After her umbilical cord was cut, thick streaks of blood wiped off, they brought my daughter dry, pink and powdered in a Princess Pretty onesie. Already she smelled alien, so I huddled like an ape over her tiny skull, lips moving across her scalp, frantically searching for her soft spot, the fontanel, its warm pulsing cave, no bigger than a dime, barely covered with a slip of skin. I felt the manic bird of her heartbeat flutter into my throat, her unfinished nerves sparking and misfiring, the tiny wings of her blood rushing in and out.

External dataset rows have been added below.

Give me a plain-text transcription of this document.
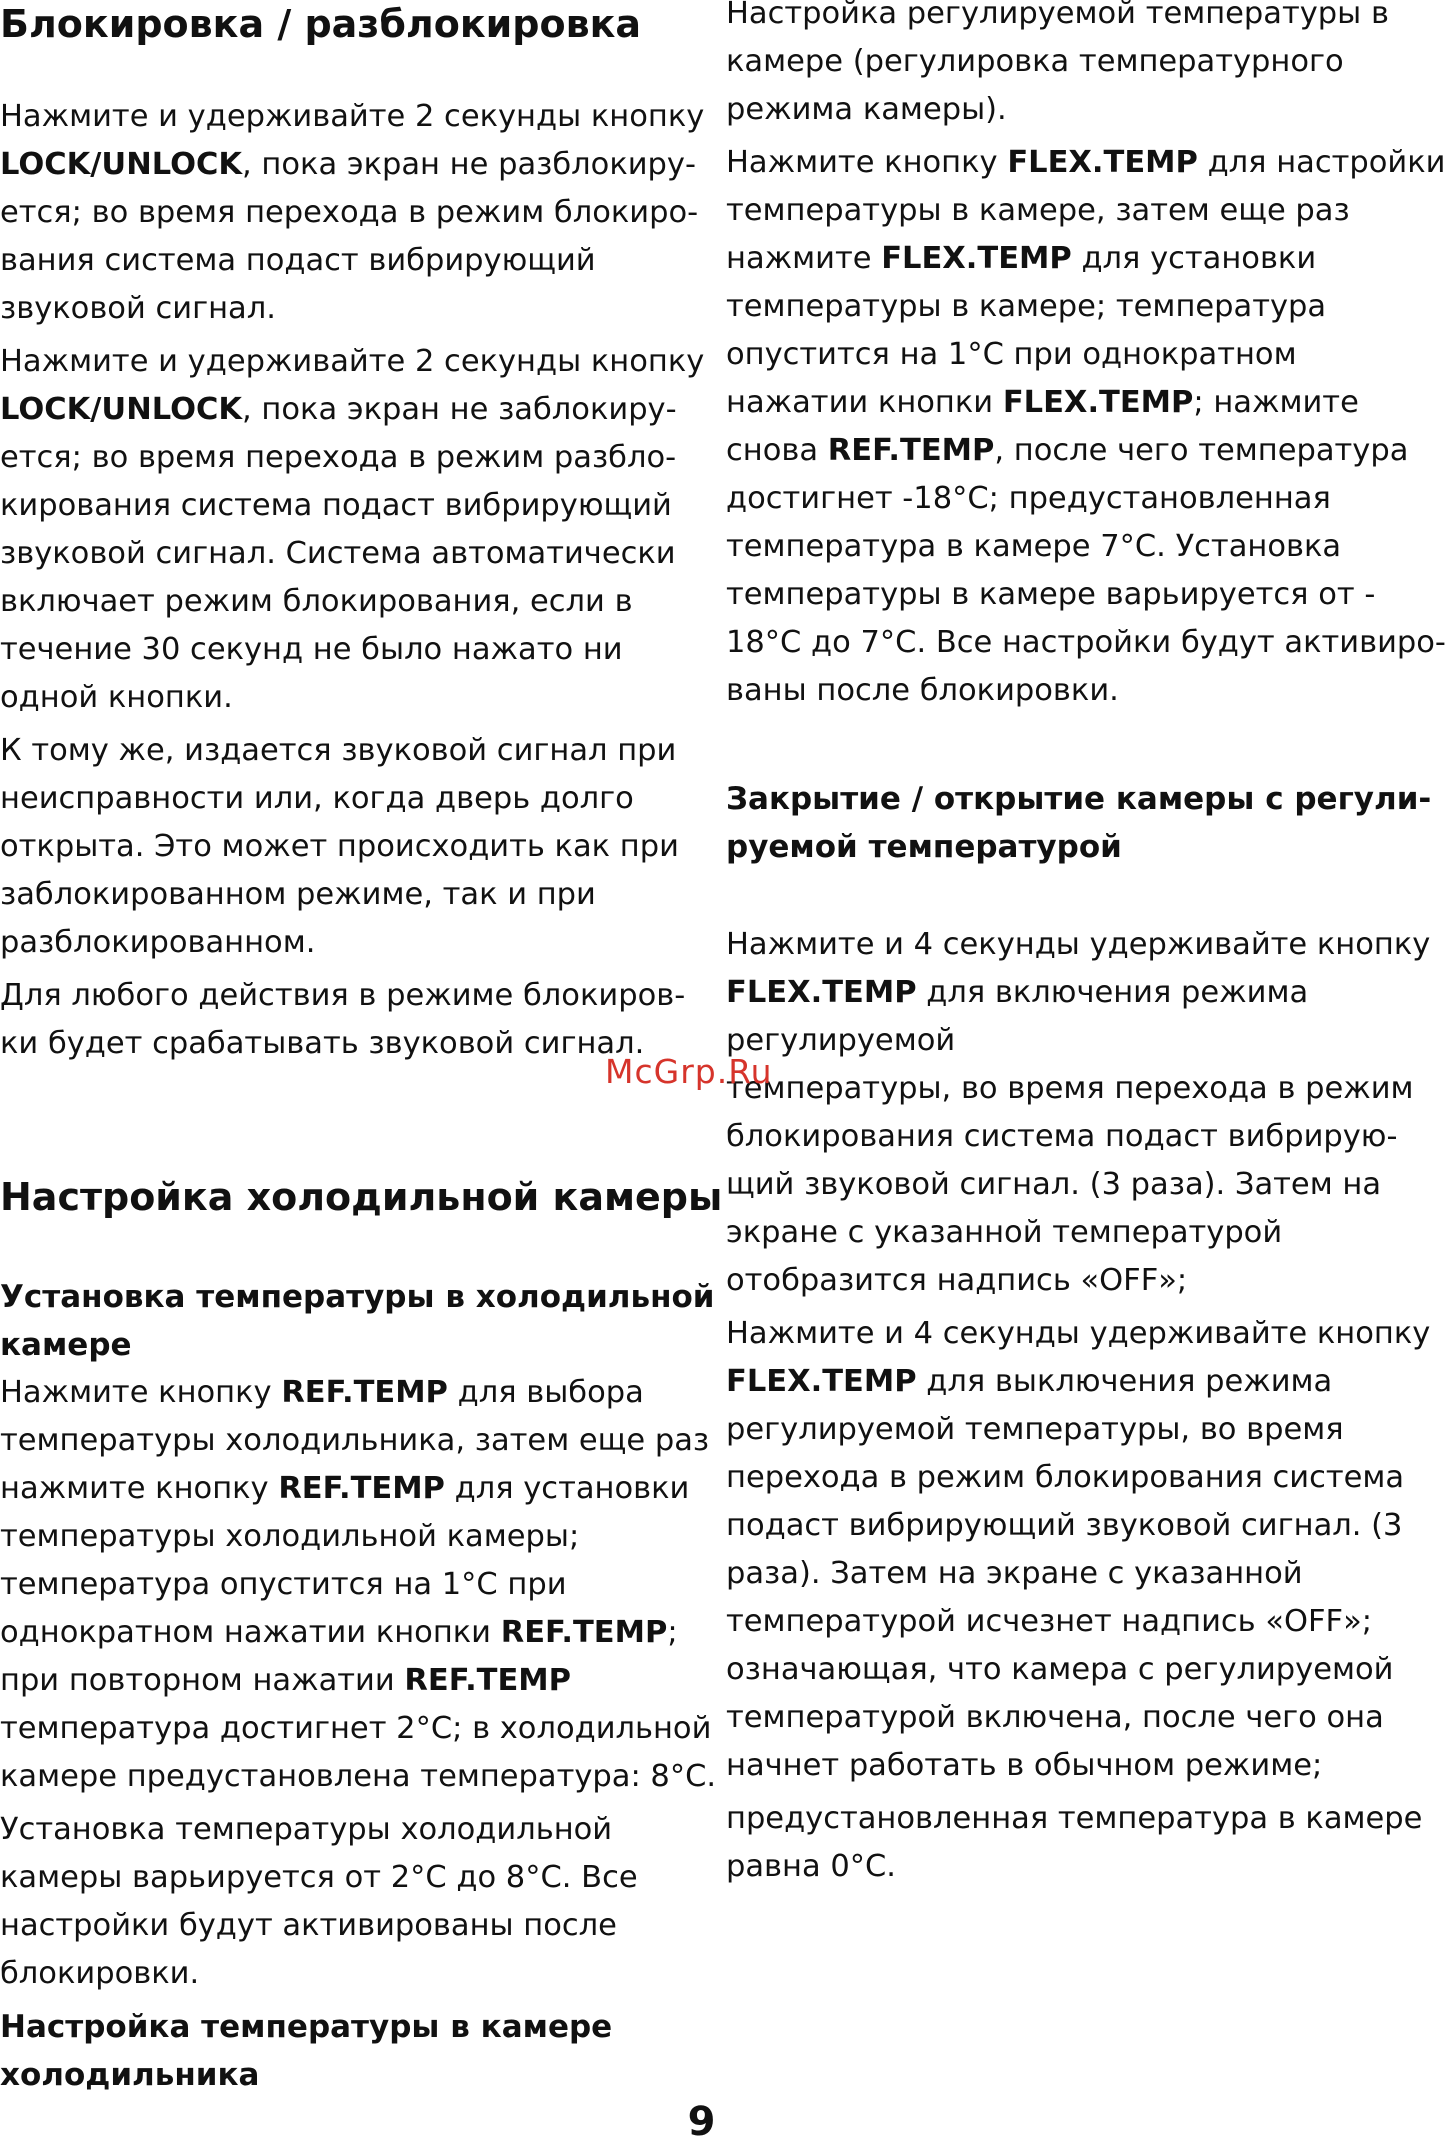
Блокировка / разблокировка

Нажмите и удерживайте 2 секунды кнопку
LOCK/UNLOCK, пока экран не разблокиру-
ется; во время перехода в режим блокиро-
вания система подаст вибрирующий
звуковой сигнал.

Нажмите и удерживайте 2 секунды кнопку
LOCK/UNLOCK, пока экран не заблокиру-
ется; во время перехода в режим разбло-
кирования система подаст вибрирующий
звуковой сигнал. Система автоматически
включает режим блокирования, если в
течение 30 секунд не было нажато ни
одной кнопки.

К тому же, издается звуковой сигнал при
неисправности или, когда дверь долго
открыта. Это может происходить как при
заблокированном режиме, так и при
разблокированном.

Для любого действия в режиме блокиров-
ки будет срабатывать звуковой сигнал.

Настройка холодильной камеры
Установка температуры в холодильной
камере

Нажмите кнопку REF.TEMP для выбора
температуры холодильника, затем еще раз
нажмите кнопку REF.TEMP для установки
температуры холодильной камеры;
температура опустится на 1°C при
однократном нажатии кнопки REF.TEMP;
при повторном нажатии REF.TEMP
температура достигнет 2°C; в холодильной
камере предустановлена температура: 8°C.

Установка температуры холодильной
камеры варьируется от 2°C до 8°C. Все
настройки будут активированы после
блокировки.

Настройка температуры в камере
холодильника

Настройка регулируемой температуры в
камере (регулировка температурного
режима камеры).

Нажмите кнопку FLEX.TEMP для настройки
температуры в камере, затем еще раз
нажмите FLEX.TEMP для установки
температуры в камере; температура
опустится на 1°C при однократном
нажатии кнопки FLEX.TEMP; нажмите
снова REF.TEMP, после чего температура
достигнет -18°C; предустановленная
температура в камере 7°C. Установка
температуры в камере варьируется от -
18°C до 7°C. Все настройки будут активиро-
ваны после блокировки.

Закрытие / открытие камеры с регули-
руемой температурой

Нажмите и 4 секунды удерживайте кнопку
FLEX.TEMP для включения режима
регулируемой
температуры, во время перехода в режим
блокирования система подаст вибрирую-
щий звуковой сигнал. (3 раза). Затем на
экране с указанной температурой
отобразится надпись «OFF»;

Нажмите и 4 секунды удерживайте кнопку
FLEX.TEMP для выключения режима
регулируемой температуры, во время
перехода в режим блокирования система
подаст вибрирующий звуковой сигнал. (3
раза). Затем на экране с указанной
температурой исчезнет надпись «OFF»;
означающая, что камера с регулируемой
температурой включена, после чего она
начнет работать в обычном режиме;

предустановленная температура в камере
равна 0°C.

McGrp.Ru
9
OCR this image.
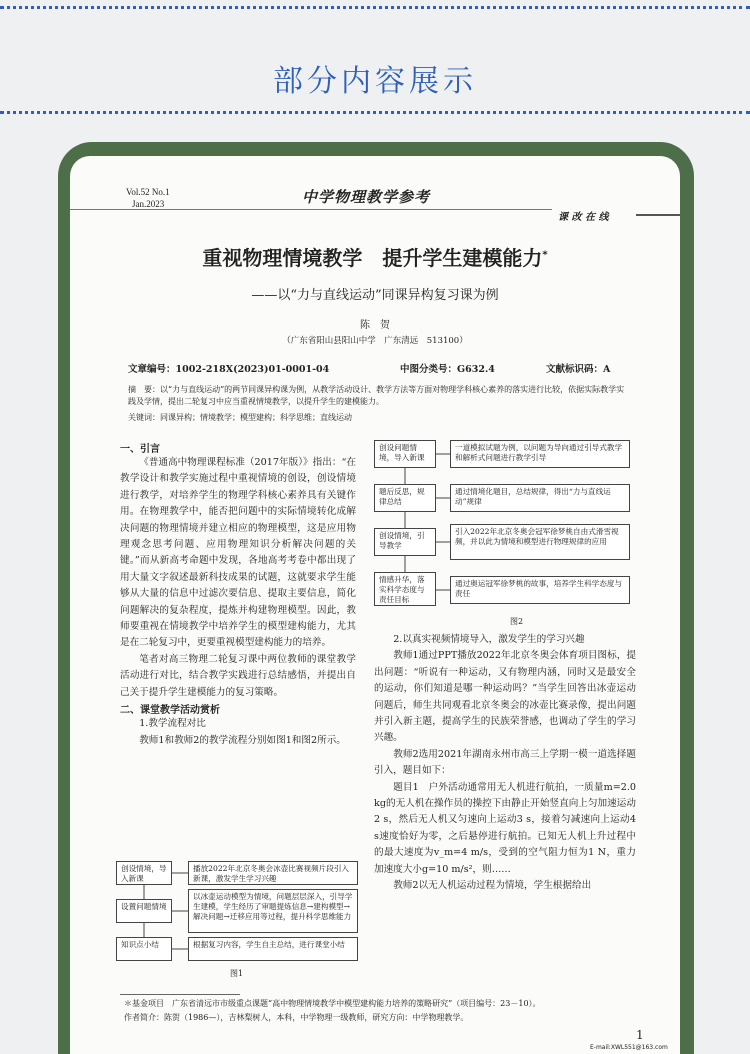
部分内容展示
Vol.52 No.1
Jan.2023	中学物理教学参考
课 改 在 线
重视物理情境教学　提升学生建模能力*
——以“力与直线运动”同课异构复习课为例
陈　贺
（广东省阳山县阳山中学　广东清远　513100）
文章编号：1002-218X(2023)01-0001-04	中图分类号：G632.4	文献标识码：A
摘　要：以“力与直线运动”的两节同课异构课为例，从教学活动设计、教学方法等方面对物理学科核心素养的落实进行比较，依据实际教学实践及学情，提出二轮复习中应当重视情境教学，以提升学生的建模能力。
关键词：同课异构；情境教学；模型建构；科学思维；直线运动
一、引言

《普通高中物理课程标准（2017年版）》指出：“在教学设计和教学实施过程中重视情境的创设，创设情境进行教学，对培养学生的物理学科核心素养具有关键作用。在物理教学中，能否把问题中的实际情境转化成解决问题的物理情境并建立相应的物理模型，这是应用物理观念思考问题、应用物理知识分析解决问题的关键。”而从新高考命题中发现，各地高考考卷中都出现了用大量文字叙述最新科技成果的试题，这就要求学生能够从大量的信息中过滤次要信息、提取主要信息，简化问题解决的复杂程度，提炼并构建物理模型。因此，教师要重视在情境教学中培养学生的模型建构能力，尤其是在二轮复习中，更要重视模型建构能力的培养。

笔者对高三物理二轮复习课中两位教师的课堂教学活动进行对比，结合教学实践进行总结感悟，并提出自己关于提升学生建模能力的复习策略。

二、课堂教学活动赏析
1.教学流程对比

教师1和教师2的教学流程分别如图1和图2所示。

创设情境，导入新课
设置问题情境
知识点小结
播放2022年北京冬奥会冰壶比赛视频片段引入新课，激发学生学习兴趣
以冰壶运动模型为情境，问题层层深入，引导学生建模，学生经历了审题提炼信息→建构模型→解决问题→迁移应用等过程，提升科学思维能力
根据复习内容，学生自主总结，进行课堂小结
图1
创设问题情境，导入新课
题后反思，规律总结
创设情境，引导教学
情感升华，落实科学态度与责任目标
一道模拟试题为例，以问题为导向通过引导式教学和解析式问题进行教学引导
通过情境化题目，总结规律，得出“力与直线运动”规律
引入2022年北京冬奥会冠军徐梦桃自由式滑雪视频，并以此为情境和模型进行物理规律的应用
通过奥运冠军徐梦桃的故事，培养学生科学态度与责任
图2
2.以真实视频情境导入，激发学生的学习兴趣

教师1通过PPT播放2022年北京冬奥会体育项目图标，提出问题：“听说有一种运动，又有物理内涵，同时又是最安全的运动，你们知道是哪一种运动吗？”当学生回答出冰壶运动问题后，师生共同观看北京冬奥会的冰壶比赛录像，提出问题并引入新主题，提高学生的民族荣誉感，也调动了学生的学习兴趣。

教师2选用2021年湖南永州市高三上学期一模一道选择题引入，题目如下：

题目1　户外活动通常用无人机进行航拍，一质量m=2.0 kg的无人机在操作员的操控下由静止开始竖直向上匀加速运动2 s，然后无人机又匀速向上运动3 s，接着匀减速向上运动4 s速度恰好为零，之后悬停进行航拍。已知无人机上升过程中的最大速度为v_m=4 m/s，受到的空气阻力恒为1 N，重力加速度大小g=10 m/s²，则……

教师2以无人机运动过程为情境，学生根据给出

＊基金项目　广东省清远市市级重点课题“高中物理情境教学中模型建构能力培养的策略研究”（项目编号：23－10）。
作者简介：陈贺（1986—），吉林梨树人，本科，中学物理一级教师，研究方向：中学物理教学。
1
E-mail:XWL551@163.com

Twenty years later, an anthropologist, I roam the earth’s skull with the same urgency as the day I first held her, feeling for the vulnerable spots, the cultural fontanels, the warm parts that throb, back alleys, liminal zones, where shapes shift, asylees huddle, girls pass like shadows between spirit and flesh, where refugees hide in comas and won’t come out til its safe. the tender places that swell between sutures, the psych wards and chemo dens, where the status quo groans, the internet is sketchy, people edgy, sherpas caught between youtube and soul loss, avatars and graveyards, ipad and axe, and globalization drapes unevenly across the earth’s back. Long ago a monk once told me, when the dharma feels stiff, everything locked into place, and you race to the elevator, breathless, just as the doors are about to close, let them shut, let the others go up and down in their stale boxes and stuck chakras. Instead fly high as you can, look down from above, where the earth still looks wet from its cosmic birth, dented, soft and supple, behold the cartilage, the soft spots built into evolution that refuse to harden, the places with mouths still hanging open, the dark fontanels that ripple like wide eyed ponds, the skull plates hovering like sharks.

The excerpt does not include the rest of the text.